With the ABC overview in mind:
The prospect of a term sheet from a potential buyer may influence whether our hypothetical company should choose an ABC or another approach. Some buyers will refuse to purchase assets outside of a Chapter 11 bankruptcy or a Chapter 7 case. Others are comfortable with the ABC process and believe it provides an added level of protection from fraudulent transfer claims compared to purchasing the assets directly from the insolvent company. Depending on the value to be generated by a sale, these considerations may lead the company to select one approach over the other available options.
The Asset Sale
In California where no court approval is required for a sale, the ABC can mean a much faster closing -- often within a day or two of the ABC itself provided that the assignee has had time to perform due diligence on the sale and any alternatives -- instead of the more typical 30-60 days required for bankruptcy court approval of a Section 363 sale.
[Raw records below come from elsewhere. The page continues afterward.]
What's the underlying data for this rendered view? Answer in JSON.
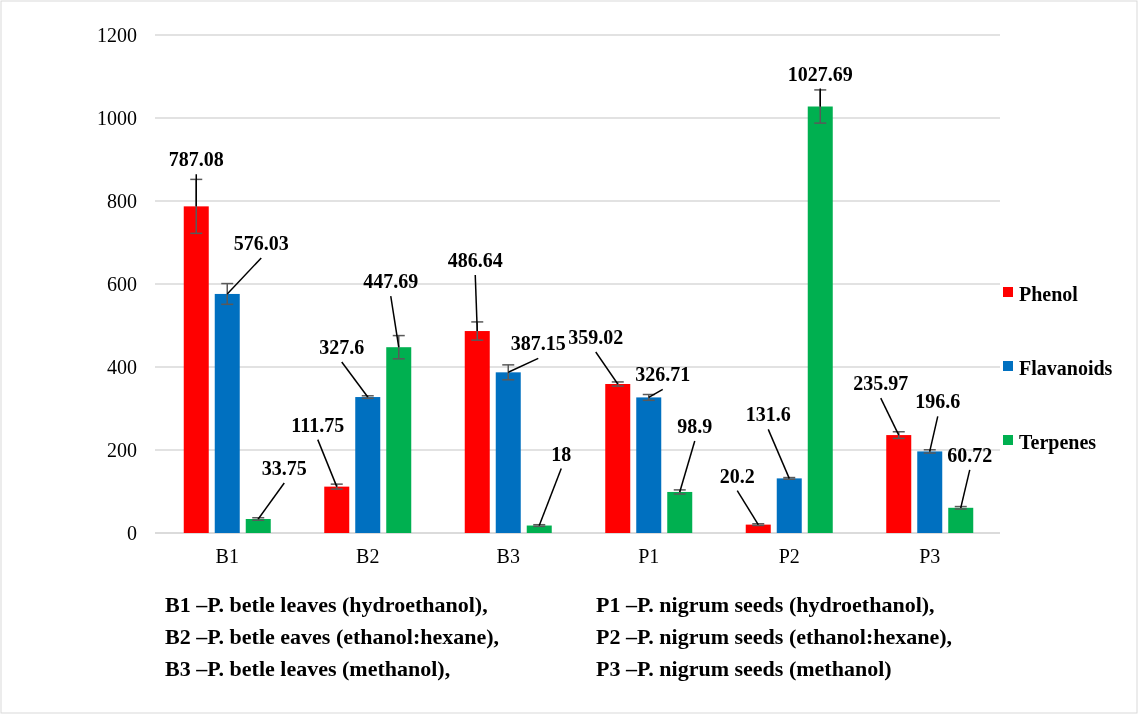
{
  "chart_data": {
    "type": "bar",
    "categories": [
      "B1",
      "B2",
      "B3",
      "P1",
      "P2",
      "P3"
    ],
    "series": [
      {
        "name": "Phenol",
        "color": "#ff0000",
        "values": [
          787.08,
          111.75,
          486.64,
          359.02,
          20.2,
          235.97
        ],
        "errors": [
          65,
          6,
          22,
          5,
          2,
          8
        ]
      },
      {
        "name": "Flavanoids",
        "color": "#0070c0",
        "values": [
          576.03,
          327.6,
          387.15,
          326.71,
          131.6,
          196.6
        ],
        "errors": [
          25,
          3,
          18,
          7,
          2,
          4
        ]
      },
      {
        "name": "Terpenes",
        "color": "#00b050",
        "values": [
          33.75,
          447.69,
          18,
          98.9,
          1027.69,
          60.72
        ],
        "errors": [
          3,
          28,
          2,
          5,
          40,
          3
        ]
      }
    ],
    "ylim": [
      0,
      1200
    ],
    "yticks": [
      0,
      200,
      400,
      600,
      800,
      1000,
      1200
    ],
    "grid": "y",
    "legend": "right",
    "data_labels": true,
    "annotations": [
      "B1 –P. betle leaves (hydroethanol),",
      "P1 –P. nigrum seeds (hydroethanol),",
      "B2 –P. betle eaves (ethanol:hexane),",
      "P2 –P. nigrum seeds (ethanol:hexane),",
      "B3 –P. betle leaves (methanol),",
      "P3 –P. nigrum seeds (methanol)"
    ]
  }
}
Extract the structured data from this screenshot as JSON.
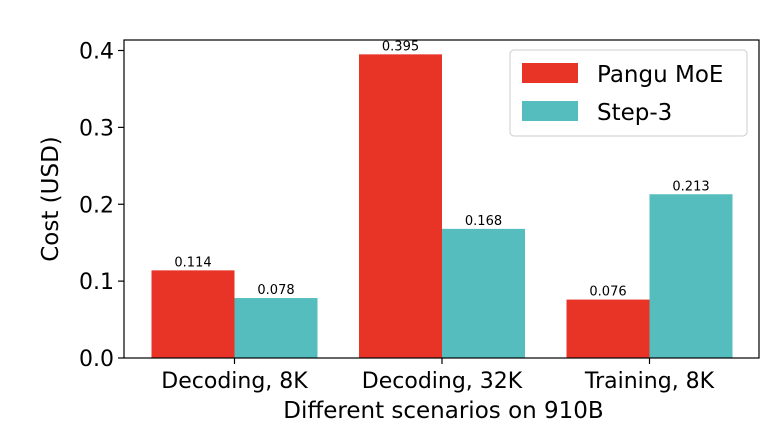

Given the speed at which they can be done, in the right situation an ABC can permit a "going concern" sale to be achieved.
Secured creditors with liens against the assets to be sold will either need to be paid off through the sale or will have to consent to release their liens; forced "free and clear" sales generally are not possible in an ABC. Unsecured creditor claims are behind secured and priority claims, as in bankruptcy.
If the buyer decides to take the real property lease, the landlord will need to consent to the lease assignment. Unlike bankruptcy, the ABC process generally cannot force a landlord or other third party to accept assignment of a lease or executory contract. If the buyer decides not to take the lease, or no sale occurs, the fact that only nine months remains on the lease means that this company would not benefit from bankruptcy's cap on landlord claims. If the company's lease had years remaining, and if the landlord were unwilling to agree to a lease termination approximating the result under bankruptcy's landlord claim cap, the company would need to consider whether a bankruptcy filing was necessary to avoid substantial dilution to other unsecured creditor claims that a large, uncapped landlord claim would produce in an ABC.
The Deal Falls Through
If the potential buyer walks away, the assignee is responsible for determining whether a sale of all or a part of the assets was still possible. In any event, assets would be liquidated by the assignee to the extent feasible and any proceeds would be distributed to creditors in order of their priority through the ABC's claims process.